Tolak Omnibus Law, PMII Lampung Ajak Elemen Masyarakat Ajukan Uji Materi ke MK

Ratusan aktivis PMII dari beberapa daerah di Lampung menggelar aksi unjuk rasa menolak UU Cipta Kerja di Bundaran Tugu Adipura Bandarlampung, Jumat (9/10/2020).
Ratusan aktivis PMII dari beberapa daerah di Lampung menggelar aksi unjuk rasa menolak UU Cipta Kerja di Bundaran Tugu Adipura Bandarlampung, Jumat (9/10/2020).
Bagikan/Suka/Tweet:

Zainal Asikin | Teraslampung.com

BANDARLAMPUNG–Aksi lanjutan menolak Omnibus Law atau UU Cipta Kerja dilakukan ratusan aktivis Pergerakan Mahasiswa Islam Indonesia (PMII) Lampungdi Bundaran Tugu Adipura Kota Bandarlampung, Jumat (9/10/2020).

Aksi unjuk rasa damai yang diikuti sekitar 200 kader PMII Lampung dari 8 Kabupaten/Kota menyatakan sikap menolak tegas pengesahan UU Cipta Kerja atau Omnibus Law, serta mengajak seluruh elemen masyarakat menggalang laporan penolakan masyarakat untuk dilakukan uji materi atau judicial review ke Mahkamah Konstitusi (MK).

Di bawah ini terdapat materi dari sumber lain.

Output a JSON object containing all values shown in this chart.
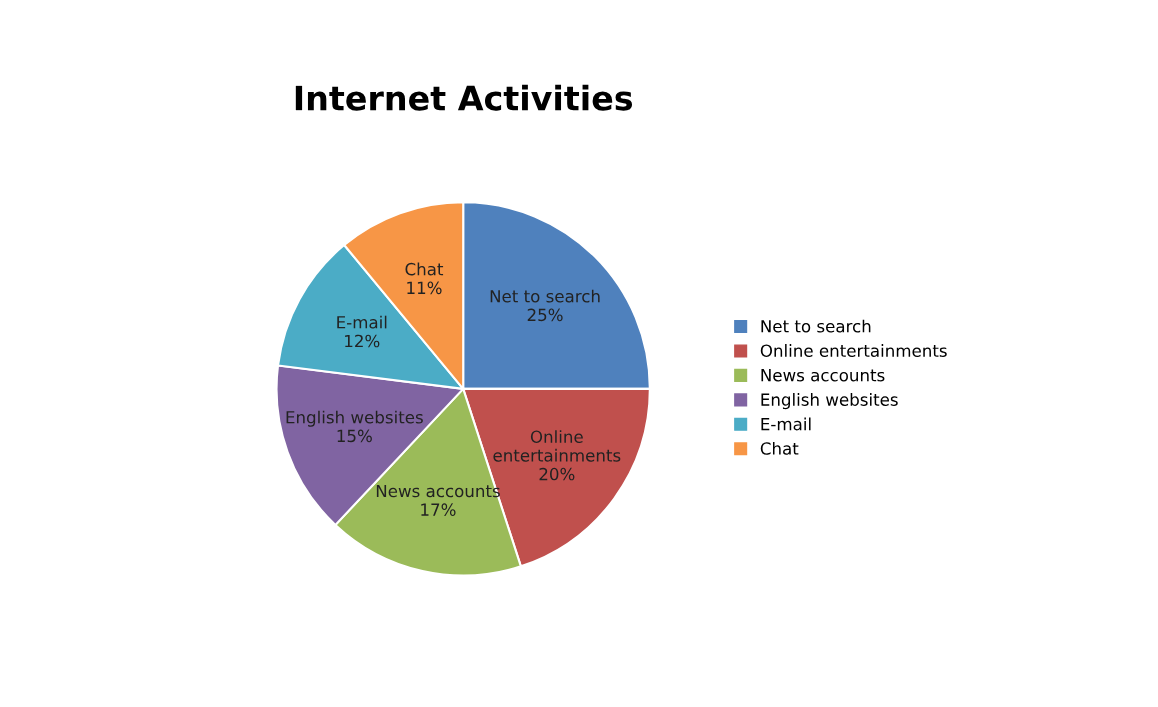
{
  "chart_data": {
    "type": "pie",
    "title": "Internet Activities",
    "categories": [
      "Net to search",
      "Online entertainments",
      "News accounts",
      "English websites",
      "E-mail",
      "Chat"
    ],
    "values": [
      25,
      20,
      17,
      15,
      12,
      11
    ],
    "colors": [
      "#4f81bd",
      "#c0504d",
      "#9bbb59",
      "#8064a2",
      "#4bacc6",
      "#f79646"
    ],
    "value_labels": [
      "25%",
      "20%",
      "17%",
      "15%",
      "12%",
      "11%"
    ],
    "legend": "right"
  }
}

Ketua Pergerakan Mahasiswa Islam Indonesia (PMII) Lampung, Hadi Baladi Ummah, dalam orasinya mengatakan UU Cipta Kerja atau Omnibus Law yang belum lama ini disahkan DPR RI, tidak menunjukkan keberpihakkan DPR kepada rakyat. Sejatinya, Badan legislative (Baleg) merupakan perwakilan rakyat untuk mengawasi kerja badan eksekutif.

“PMII secara struktur saat ini tengah melakukan kajian mendalam terkait Omnibus Law yang menuai banyak kontroversial tersebut. Hal ini dilakukan, agar Mahkamah Konstitusi (MK) segera melakukan judicial review atau uji materi untuk membatalkan UU Cipta Kerja atau Omnibus Law,”ujarnya, Jumat (9/10/2020).

Menurut Hadi Baladi Ummah atau yang akrab disapa Pupung ini, dalam UU Cipta Kerja ini, banyak pasal yang condong mengabaikan hak buruh, kemanusiaan dan lingkungan hidup.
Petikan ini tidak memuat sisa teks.